I would state that increased morbidity has been due to more than 'exertion,' many events or episodes of injury or illness, etc. have set up a worsening of morbidity that lasts days, weeks, or months. Perhaps 'Post Event Morbidity' is even better? :thumbsup:

I really like Post Event Morbidity but we need our support group to adopt it.

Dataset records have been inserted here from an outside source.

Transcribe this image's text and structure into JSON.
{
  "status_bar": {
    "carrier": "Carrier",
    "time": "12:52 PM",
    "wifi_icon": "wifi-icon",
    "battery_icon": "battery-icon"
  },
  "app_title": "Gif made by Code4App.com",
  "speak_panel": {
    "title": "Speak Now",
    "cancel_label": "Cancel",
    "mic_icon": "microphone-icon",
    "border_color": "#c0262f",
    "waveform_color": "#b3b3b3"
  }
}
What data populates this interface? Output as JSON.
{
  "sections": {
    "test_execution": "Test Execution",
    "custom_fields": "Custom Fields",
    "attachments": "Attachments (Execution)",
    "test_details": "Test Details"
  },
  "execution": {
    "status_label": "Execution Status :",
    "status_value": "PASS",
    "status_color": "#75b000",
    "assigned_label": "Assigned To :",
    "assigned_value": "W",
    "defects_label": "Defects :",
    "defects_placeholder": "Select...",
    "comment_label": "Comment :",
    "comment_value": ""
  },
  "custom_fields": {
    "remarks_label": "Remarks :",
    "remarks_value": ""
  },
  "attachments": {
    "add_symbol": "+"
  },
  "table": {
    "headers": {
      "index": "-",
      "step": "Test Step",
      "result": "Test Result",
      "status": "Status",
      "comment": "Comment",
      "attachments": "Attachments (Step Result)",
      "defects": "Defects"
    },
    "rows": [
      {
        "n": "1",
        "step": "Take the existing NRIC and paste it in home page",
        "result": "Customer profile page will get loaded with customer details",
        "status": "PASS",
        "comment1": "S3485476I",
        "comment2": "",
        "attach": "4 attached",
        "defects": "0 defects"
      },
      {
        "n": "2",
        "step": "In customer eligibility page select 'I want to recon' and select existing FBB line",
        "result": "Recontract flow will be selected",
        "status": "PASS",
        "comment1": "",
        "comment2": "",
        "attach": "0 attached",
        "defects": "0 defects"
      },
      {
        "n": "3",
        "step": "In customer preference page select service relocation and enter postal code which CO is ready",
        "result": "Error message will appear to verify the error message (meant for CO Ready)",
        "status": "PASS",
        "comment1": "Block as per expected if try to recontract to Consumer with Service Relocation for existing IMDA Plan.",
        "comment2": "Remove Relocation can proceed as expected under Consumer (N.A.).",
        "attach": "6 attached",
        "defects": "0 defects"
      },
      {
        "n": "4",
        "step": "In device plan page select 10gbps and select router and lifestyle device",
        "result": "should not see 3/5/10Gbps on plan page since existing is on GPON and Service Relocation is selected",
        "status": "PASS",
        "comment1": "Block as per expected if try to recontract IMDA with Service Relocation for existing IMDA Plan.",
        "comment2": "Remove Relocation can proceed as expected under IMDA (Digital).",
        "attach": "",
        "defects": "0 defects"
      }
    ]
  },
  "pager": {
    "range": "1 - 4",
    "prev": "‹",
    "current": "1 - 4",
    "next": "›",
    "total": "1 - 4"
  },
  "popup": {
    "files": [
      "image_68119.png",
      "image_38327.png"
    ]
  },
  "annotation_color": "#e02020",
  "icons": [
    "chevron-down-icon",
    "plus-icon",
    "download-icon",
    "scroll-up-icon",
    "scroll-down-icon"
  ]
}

Koan wrote: Even during my remission I had marvelled at how long most people could applaud after performances since I simply could not.

Me too Koan! Never thought it was the CFS. Figured they were just way more motivated by what they had seen than me or something. I thought, "Gosh, don't their hands hurt? Mine do!" and I always had to stop and rub them.
 

jackie

Senior Member
Messages
591
Me three! Right up to the time of the final, big crash...I had extremely well developed arm/hand/shoulder/upper-back muscles (in fact, I had a doctor ask if I was a LONGSHOREMAN!!! as my upper body was OVERdeveloped and very strong!...from a lifetime of painting/sculpting).

One of the first things I noticed was how difficult it was to hold a paintbrush (a tiny detail paintbrush! light as a feather!)...and then an inability to work in clay or sculpt (the immediate, intense muscle "burn"). This was soon followed by obvious neurological problems such as intention tremors, inaccurate depth perception etc.

I VIVIDLY remember walking across a campus, towards the parking lot and my car, carrying my usual two 25# bags of clay (one on each shoulder)...and out of the blue, the need to SIT down (or FALL down) on the asphalt to rest!

What a surreal moment that was for me...and the beginning of the end.

(Yep...as a matter of fact - I couldn't applaud at performances, either!)
 

Navid

Senior Member
Messages
564
Me too Koan! Never thought it was the CFS. Figured they were just way more motivated by what they had seen than me or something. I thought, "Gosh, don't their hands hurt? Mine do!" and I always had to stop and rub them.

this is sooo funny to me. i would get tired too...but would think enough already why are these people clapping for so darn long...and standing ovations....i thought they were just so darn unnecessary. when really it was because standing still and clapping like that was physically uncomfortable for me...but my cocky brain just turned it around...."SO's are so overdone these days!!!!!"

I'm beginning to recognize more and more physical things that i have compensated for...prior to my illness, that were actually early signals of the great collapse of 2004...hmmm it's just like the economy, the warning signs were there...but i was "rich and happy" so paid no mind to them.

maybe your (in)ability to clap at a performance (and particularly standing ovations) can become a new biomarker for cfid's/OI

bye
 

flex

Senior Member
Messages
304
Location
London area
Koan

try putting your doctors head in between your hands if you need some motivation to clap harder and longer!!!!

STOP SNIGGERING KOAN YOU KNOW WHAT HEAD I MEAN!!!